We heard from you that direct dependencies are easy to track, but that you struggle with tracking transitive dependencies. We want to make that easier for the day-to-day management of your NuGet packages in Visual Studio.
To help you track transitive dependencies and remediate vulnerabilities quickly with SDK-style projects, we are introducing an experimental feature in Visual Studio 17.3 to help you view and take action regarding your transitive dependencies. If you’re apart of our experiment group, you’ll be able to see your transitive dependencies whenever you’re managing your NuGet packages in Visual Studio.
Know your dependencies
There is now a new dependency section labeled “transitive packages” that you can optionally collapse or expand depending on your daily use.
You can click on the dependencies like you would your top-level dependencies and even promote any transitive dependency to a top-level dependency at any time. One such reason might be overriding a resolved version to an unaffected version of a library that has a known vulnerability until a patch has been released.
Lastly, you can hover over any transitive dependency to understand the top-level dependencies that brought it into your project.
Why should I care?
Managing dependencies for a project is an important task that requires more due diligence than ever to correctly keep track of the many libraries you may depend on.
There is a critical need for a clear insight into your dependency tree to understand the various nuances of a vulnerable path in your codebase that may be newly introduced by disclosed vulnerabilities.

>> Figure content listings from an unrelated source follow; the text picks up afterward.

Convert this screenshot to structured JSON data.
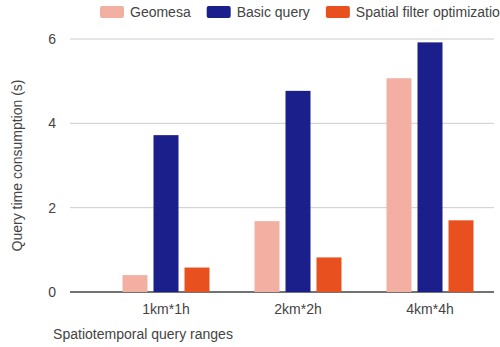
{
  "chart_data": {
    "type": "bar",
    "categories": [
      "1km*1h",
      "2km*2h",
      "4km*4h"
    ],
    "series": [
      {
        "name": "Geomesa",
        "color": "#f4afa3",
        "values": [
          0.4,
          1.68,
          5.07
        ]
      },
      {
        "name": "Basic query",
        "color": "#1b1f8c",
        "values": [
          3.72,
          4.77,
          5.92
        ]
      },
      {
        "name": "Spatial filter optimization query",
        "color": "#e8501f",
        "values": [
          0.58,
          0.82,
          1.7
        ]
      }
    ],
    "x_label": "Spatiotemporal query ranges",
    "y_label": "Query time consumption (s)",
    "ylim": [
      0,
      6
    ],
    "yticks": [
      0,
      2,
      4,
      6
    ],
    "grid": true,
    "legend": "top"
  }
}
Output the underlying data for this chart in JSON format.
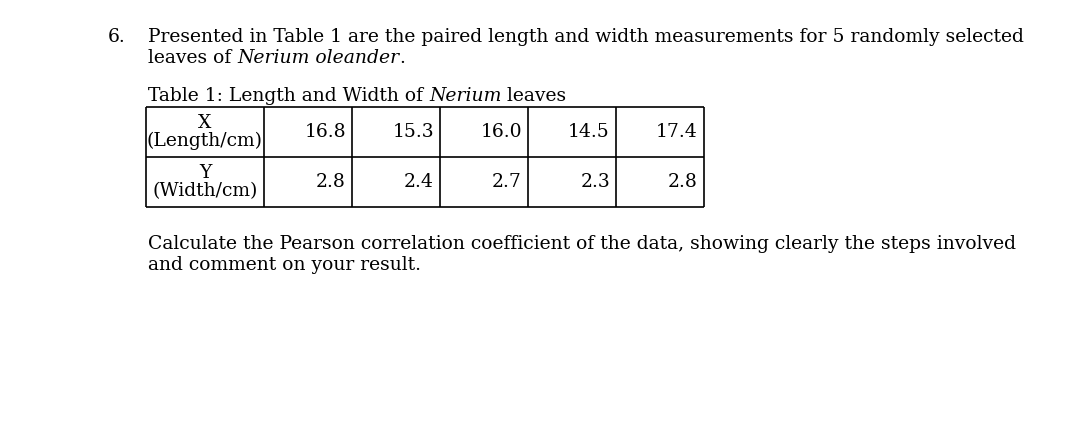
{
  "background_color": "#ffffff",
  "question_number": "6.",
  "intro_line1": "Presented in Table 1 are the paired length and width measurements for 5 randomly selected",
  "intro_line2_plain": "leaves of ",
  "intro_line2_italic": "Nerium oleander",
  "intro_line2_end": ".",
  "table_title_plain": "Table 1: Length and Width of ",
  "table_title_italic": "Nerium",
  "table_title_end": " leaves",
  "row1_header_line1": "X",
  "row1_header_line2": "(Length/cm)",
  "row1_values": [
    "16.8",
    "15.3",
    "16.0",
    "14.5",
    "17.4"
  ],
  "row2_header_line1": "Y",
  "row2_header_line2": "(Width/cm)",
  "row2_values": [
    "2.8",
    "2.4",
    "2.7",
    "2.3",
    "2.8"
  ],
  "footer_line1": "Calculate the Pearson correlation coefficient of the data, showing clearly the steps involved",
  "footer_line2": "and comment on your result.",
  "font_size": 13.5,
  "text_color": "#000000",
  "font_family": "DejaVu Serif"
}
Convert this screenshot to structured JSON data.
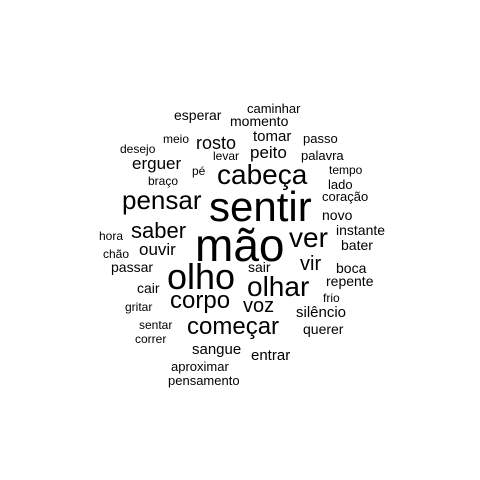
{
  "colors": {
    "background": "#ffffff",
    "text": "#000000"
  },
  "words": [
    {
      "id": "mao",
      "text": "mão",
      "weight": 10
    },
    {
      "id": "sentir",
      "text": "sentir",
      "weight": 9
    },
    {
      "id": "olho",
      "text": "olho",
      "weight": 8
    },
    {
      "id": "cabeca",
      "text": "cabeça",
      "weight": 7
    },
    {
      "id": "olhar",
      "text": "olhar",
      "weight": 7
    },
    {
      "id": "ver",
      "text": "ver",
      "weight": 7
    },
    {
      "id": "pensar",
      "text": "pensar",
      "weight": 6
    },
    {
      "id": "comecar",
      "text": "começar",
      "weight": 6
    },
    {
      "id": "corpo",
      "text": "corpo",
      "weight": 6
    },
    {
      "id": "saber",
      "text": "saber",
      "weight": 5
    },
    {
      "id": "voz",
      "text": "voz",
      "weight": 5
    },
    {
      "id": "vir",
      "text": "vir",
      "weight": 5
    },
    {
      "id": "rosto",
      "text": "rosto",
      "weight": 4
    },
    {
      "id": "peito",
      "text": "peito",
      "weight": 4
    },
    {
      "id": "erguer",
      "text": "erguer",
      "weight": 4
    },
    {
      "id": "ouvir",
      "text": "ouvir",
      "weight": 4
    },
    {
      "id": "tomar",
      "text": "tomar",
      "weight": 3
    },
    {
      "id": "silencio",
      "text": "silêncio",
      "weight": 3
    },
    {
      "id": "sangue",
      "text": "sangue",
      "weight": 3
    },
    {
      "id": "entrar",
      "text": "entrar",
      "weight": 3
    },
    {
      "id": "passar",
      "text": "passar",
      "weight": 3
    },
    {
      "id": "instante",
      "text": "instante",
      "weight": 3
    },
    {
      "id": "bater",
      "text": "bater",
      "weight": 3
    },
    {
      "id": "boca",
      "text": "boca",
      "weight": 3
    },
    {
      "id": "repente",
      "text": "repente",
      "weight": 3
    },
    {
      "id": "novo",
      "text": "novo",
      "weight": 3
    },
    {
      "id": "esperar",
      "text": "esperar",
      "weight": 3
    },
    {
      "id": "momento",
      "text": "momento",
      "weight": 3
    },
    {
      "id": "cair",
      "text": "cair",
      "weight": 3
    },
    {
      "id": "sair",
      "text": "sair",
      "weight": 3
    },
    {
      "id": "querer",
      "text": "querer",
      "weight": 3
    },
    {
      "id": "palavra",
      "text": "palavra",
      "weight": 2
    },
    {
      "id": "passo",
      "text": "passo",
      "weight": 2
    },
    {
      "id": "caminhar",
      "text": "caminhar",
      "weight": 2
    },
    {
      "id": "coracao",
      "text": "coração",
      "weight": 2
    },
    {
      "id": "lado",
      "text": "lado",
      "weight": 2
    },
    {
      "id": "tempo",
      "text": "tempo",
      "weight": 2
    },
    {
      "id": "braco",
      "text": "braço",
      "weight": 2
    },
    {
      "id": "desejo",
      "text": "desejo",
      "weight": 2
    },
    {
      "id": "meio",
      "text": "meio",
      "weight": 2
    },
    {
      "id": "levar",
      "text": "levar",
      "weight": 2
    },
    {
      "id": "pe",
      "text": "pé",
      "weight": 2
    },
    {
      "id": "hora",
      "text": "hora",
      "weight": 2
    },
    {
      "id": "chao",
      "text": "chão",
      "weight": 2
    },
    {
      "id": "gritar",
      "text": "gritar",
      "weight": 2
    },
    {
      "id": "sentar",
      "text": "sentar",
      "weight": 2
    },
    {
      "id": "correr",
      "text": "correr",
      "weight": 2
    },
    {
      "id": "frio",
      "text": "frio",
      "weight": 2
    },
    {
      "id": "aproximar",
      "text": "aproximar",
      "weight": 2
    },
    {
      "id": "pensamento",
      "text": "pensamento",
      "weight": 2
    }
  ]
}
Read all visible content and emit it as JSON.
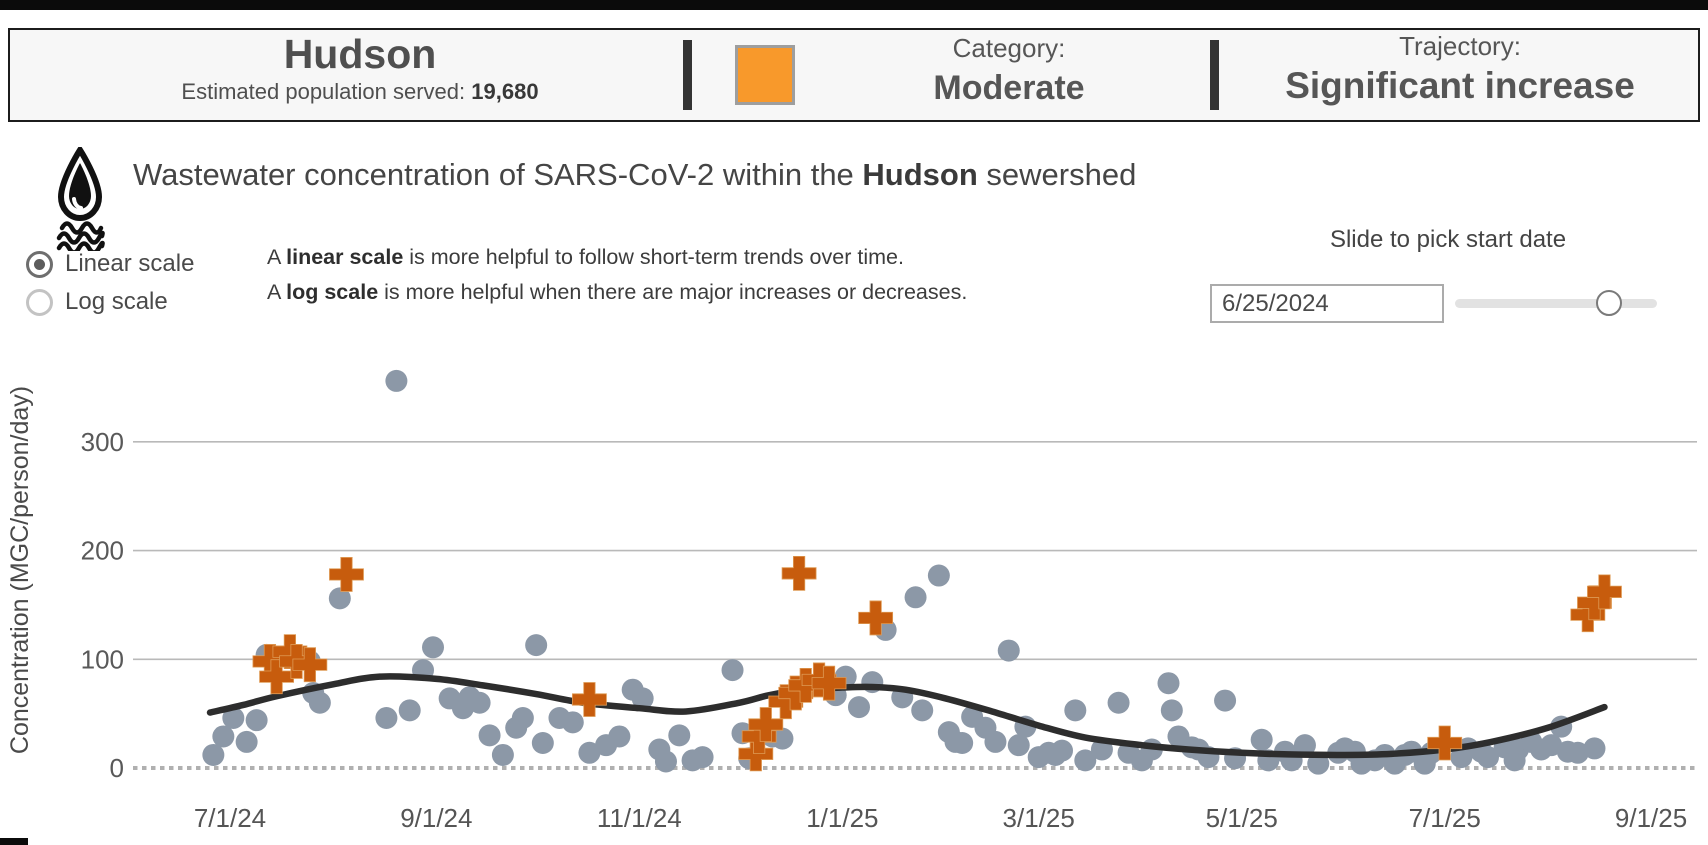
{
  "header": {
    "site_name": "Hudson",
    "population_label": "Estimated population served: ",
    "population_value": "19,680",
    "category_label": "Category:",
    "category_value": "Moderate",
    "category_color": "#F8992B",
    "trajectory_label": "Trajectory:",
    "trajectory_value": "Significant increase"
  },
  "title": {
    "pre": "Wastewater concentration of SARS-CoV-2 within the ",
    "bold": "Hudson",
    "post": " sewershed"
  },
  "scale_toggle": {
    "linear_label": "Linear scale",
    "log_label": "Log scale",
    "selected": "linear"
  },
  "explanation": {
    "line1_pre": "A ",
    "line1_bold": "linear scale",
    "line1_post": " is more helpful to follow short-term trends over time.",
    "line2_pre": "A ",
    "line2_bold": "log scale",
    "line2_post": " is more helpful when there are major increases or decreases."
  },
  "date_picker": {
    "label": "Slide to pick start date",
    "value": "6/25/2024",
    "slider_pct": 76
  },
  "chart_data": {
    "type": "scatter",
    "title": "",
    "xlabel": "",
    "ylabel": "Concentration (MGC/person/day)",
    "ylim": [
      0,
      370
    ],
    "y_ticks": [
      0,
      100,
      200,
      300
    ],
    "x_tick_labels": [
      "7/1/24",
      "9/1/24",
      "11/1/24",
      "1/1/25",
      "3/1/25",
      "5/1/25",
      "7/1/25",
      "9/1/25"
    ],
    "grid": "horizontal",
    "legend": "none",
    "colors": {
      "sample": "#8C98A7",
      "flagged": "#C75C0D",
      "trend": "#2D2D2D"
    },
    "series": [
      {
        "name": "wastewater-samples",
        "marker": "circle",
        "color": "#8C98A7",
        "points": [
          [
            "6/26/24",
            12
          ],
          [
            "6/29/24",
            29
          ],
          [
            "7/2/24",
            46
          ],
          [
            "7/6/24",
            24
          ],
          [
            "7/9/24",
            44
          ],
          [
            "7/12/24",
            104
          ],
          [
            "7/22/24",
            102
          ],
          [
            "7/25/24",
            98
          ],
          [
            "7/26/24",
            69
          ],
          [
            "7/28/24",
            60
          ],
          [
            "8/3/24",
            156
          ],
          [
            "8/17/24",
            46
          ],
          [
            "8/20/24",
            356
          ],
          [
            "8/24/24",
            53
          ],
          [
            "8/28/24",
            90
          ],
          [
            "8/31/24",
            111
          ],
          [
            "9/5/24",
            64
          ],
          [
            "9/9/24",
            55
          ],
          [
            "9/11/24",
            65
          ],
          [
            "9/14/24",
            60
          ],
          [
            "9/17/24",
            30
          ],
          [
            "9/21/24",
            12
          ],
          [
            "9/25/24",
            37
          ],
          [
            "9/27/24",
            46
          ],
          [
            "10/1/24",
            113
          ],
          [
            "10/3/24",
            23
          ],
          [
            "10/8/24",
            46
          ],
          [
            "10/12/24",
            42
          ],
          [
            "10/17/24",
            14
          ],
          [
            "10/22/24",
            21
          ],
          [
            "10/26/24",
            29
          ],
          [
            "10/30/24",
            72
          ],
          [
            "11/2/24",
            64
          ],
          [
            "11/7/24",
            17
          ],
          [
            "11/9/24",
            6
          ],
          [
            "11/13/24",
            30
          ],
          [
            "11/17/24",
            7
          ],
          [
            "11/20/24",
            10
          ],
          [
            "11/29/24",
            90
          ],
          [
            "12/2/24",
            32
          ],
          [
            "12/4/24",
            9
          ],
          [
            "12/11/24",
            29
          ],
          [
            "12/14/24",
            27
          ],
          [
            "12/29/24",
            76
          ],
          [
            "12/30/24",
            67
          ],
          [
            "1/2/25",
            84
          ],
          [
            "1/6/25",
            56
          ],
          [
            "1/10/25",
            79
          ],
          [
            "1/14/25",
            127
          ],
          [
            "1/19/25",
            65
          ],
          [
            "1/23/25",
            157
          ],
          [
            "1/25/25",
            53
          ],
          [
            "1/30/25",
            177
          ],
          [
            "2/2/25",
            33
          ],
          [
            "2/4/25",
            24
          ],
          [
            "2/6/25",
            23
          ],
          [
            "2/9/25",
            47
          ],
          [
            "2/13/25",
            37
          ],
          [
            "2/16/25",
            24
          ],
          [
            "2/20/25",
            108
          ],
          [
            "2/23/25",
            21
          ],
          [
            "2/25/25",
            38
          ],
          [
            "3/1/25",
            10
          ],
          [
            "3/4/25",
            14
          ],
          [
            "3/6/25",
            12
          ],
          [
            "3/8/25",
            16
          ],
          [
            "3/12/25",
            53
          ],
          [
            "3/15/25",
            7
          ],
          [
            "3/20/25",
            17
          ],
          [
            "3/25/25",
            60
          ],
          [
            "3/28/25",
            14
          ],
          [
            "4/1/25",
            7
          ],
          [
            "4/4/25",
            17
          ],
          [
            "4/9/25",
            78
          ],
          [
            "4/10/25",
            53
          ],
          [
            "4/12/25",
            29
          ],
          [
            "4/16/25",
            19
          ],
          [
            "4/18/25",
            17
          ],
          [
            "4/21/25",
            10
          ],
          [
            "4/26/25",
            62
          ],
          [
            "4/29/25",
            9
          ],
          [
            "5/7/25",
            26
          ],
          [
            "5/9/25",
            7
          ],
          [
            "5/14/25",
            15
          ],
          [
            "5/16/25",
            7
          ],
          [
            "5/20/25",
            21
          ],
          [
            "5/24/25",
            4
          ],
          [
            "5/30/25",
            14
          ],
          [
            "6/1/25",
            18
          ],
          [
            "6/4/25",
            15
          ],
          [
            "6/6/25",
            4
          ],
          [
            "6/10/25",
            7
          ],
          [
            "6/13/25",
            12
          ],
          [
            "6/16/25",
            4
          ],
          [
            "6/19/25",
            12
          ],
          [
            "6/21/25",
            15
          ],
          [
            "6/25/25",
            4
          ],
          [
            "6/27/25",
            14
          ],
          [
            "7/6/25",
            10
          ],
          [
            "7/8/25",
            18
          ],
          [
            "7/12/25",
            15
          ],
          [
            "7/14/25",
            10
          ],
          [
            "7/19/25",
            19
          ],
          [
            "7/22/25",
            7
          ],
          [
            "7/23/25",
            17
          ],
          [
            "7/27/25",
            24
          ],
          [
            "7/30/25",
            17
          ],
          [
            "8/2/25",
            21
          ],
          [
            "8/5/25",
            38
          ],
          [
            "8/7/25",
            15
          ],
          [
            "8/10/25",
            14
          ],
          [
            "8/15/25",
            18
          ]
        ]
      },
      {
        "name": "flagged-samples",
        "marker": "plus",
        "color": "#C75C0D",
        "points": [
          [
            "7/13/24",
            98
          ],
          [
            "7/15/24",
            84
          ],
          [
            "7/19/24",
            107
          ],
          [
            "7/21/24",
            98
          ],
          [
            "7/25/24",
            95
          ],
          [
            "8/5/24",
            178
          ],
          [
            "10/17/24",
            63
          ],
          [
            "12/6/24",
            13
          ],
          [
            "12/7/24",
            29
          ],
          [
            "12/9/24",
            40
          ],
          [
            "12/15/24",
            61
          ],
          [
            "12/18/24",
            69
          ],
          [
            "12/19/24",
            179
          ],
          [
            "12/21/24",
            76
          ],
          [
            "12/25/24",
            81
          ],
          [
            "12/28/24",
            78
          ],
          [
            "1/11/25",
            138
          ],
          [
            "7/1/25",
            23
          ],
          [
            "8/13/25",
            141
          ],
          [
            "8/15/25",
            152
          ],
          [
            "8/18/25",
            162
          ]
        ]
      },
      {
        "name": "smoothed-trend",
        "marker": "line",
        "color": "#2D2D2D",
        "points": [
          [
            "6/25/24",
            51
          ],
          [
            "7/5/24",
            58
          ],
          [
            "7/15/24",
            66
          ],
          [
            "8/1/24",
            77
          ],
          [
            "8/15/24",
            84
          ],
          [
            "9/1/24",
            82
          ],
          [
            "9/15/24",
            76
          ],
          [
            "10/1/24",
            68
          ],
          [
            "10/15/24",
            60
          ],
          [
            "11/1/24",
            55
          ],
          [
            "11/15/24",
            52
          ],
          [
            "12/1/24",
            60
          ],
          [
            "12/10/24",
            67
          ],
          [
            "12/20/24",
            72
          ],
          [
            "1/1/25",
            74
          ],
          [
            "1/10/25",
            74.5
          ],
          [
            "1/20/25",
            72
          ],
          [
            "2/1/25",
            64
          ],
          [
            "2/15/25",
            52
          ],
          [
            "3/1/25",
            39
          ],
          [
            "3/15/25",
            28
          ],
          [
            "4/1/25",
            21
          ],
          [
            "4/15/25",
            17
          ],
          [
            "5/1/25",
            14
          ],
          [
            "5/15/25",
            12.5
          ],
          [
            "6/1/25",
            12
          ],
          [
            "6/15/25",
            13
          ],
          [
            "7/1/25",
            17
          ],
          [
            "7/15/25",
            24
          ],
          [
            "8/1/25",
            37
          ],
          [
            "8/18/25",
            56
          ]
        ]
      }
    ]
  }
}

With ecosystems such as NuGet, npm, RubyGems, and Maven Central, there is a significant split between the direct(top-level) and indirect(transitive) dependencies. For many of these ecosystems according to GitHub’s State of the Octoverse 2020 Report, the median number of direct dependencies can be anywhere between 6-10 dependencies. With this in mind, there can be anywhere from 20-70 transitive dependencies additionally included because of those direct dependencies. For an ecosystem like .NET, the average amount of dependencies per project(including transitive) approaches 50 total dependencies.
To make this problem more complex, it is common that majority of vulnerabilities are found in indirect dependencies which can make remediation challenging.
Take action
Not only will these features help you understand your dependency graph better, they should also help you perform routine security audits to help improve the security of your software supply chain. Knowing about your dependencies is half the battle. You can be more confident in the security of your transitive dependencies when assessing your organization’s risk of direct and indirect dependencies. The other half is creating proper security policies that address the major concerns of using open source software and reduce the amount of time it takes to fix a known vulnerability.
For more details on best security practices, see using open source and practices for reducing risk.
Closing
We’re excited to see you use this feature in Visual Studio & include it in your toolset for building the most secure and amazing things with .NET. If you don’t have access to it yet, don’t fret. We are working to release it to everyone in an upcoming Visual Studio release. While we run this experiment, we will also be assessing the feasibility of bringing deprecation and vulnerability affordances to your transitive dependencies and ensure you can remain secure.
For more details on this feature, read up on how NuGet resolves package dependencies and some of the best practices for a secure software supply chain.
Feedback
Your feedback is important to us. If there are any problems with this release, check our GitHub Issues and Visual Studio Developer Community for existing issues. For new issues within NuGet, please report a GitHub Issue. For general NuGet experience issues, let us know via the Report a Problem option found in your favorite IDE under Help > Report a Problem
.
When will this be a feature? Checked with 17.3.5, does not appear to be working. I can confirm that open source vuln scanners grype and trivy both find transitive vulnerabilties with my .NET 6.0 projects that you can’t automatically resolve with Visual Studio 17.3.5 and the nuget package manager.
You can find these transitive vulnerabilties (in your software supply chain) with ‘dotnet list package –vulnerable –include-transitive’
How to join the experimental group?
People will be randomly selected in Visual Studio 17.3. In the future we will release the experience for all.
Kind of related, is there a way to find and “promote” transitive dependencies if they are directly referenced in project? IMO each project would have a reference to all top level dependencies, as in dependencies that are directly used in code. So along with ‘remove unused dependencies’ we can have ‘promote used transitive dependencies’ or something like that. That way can better manage libraries.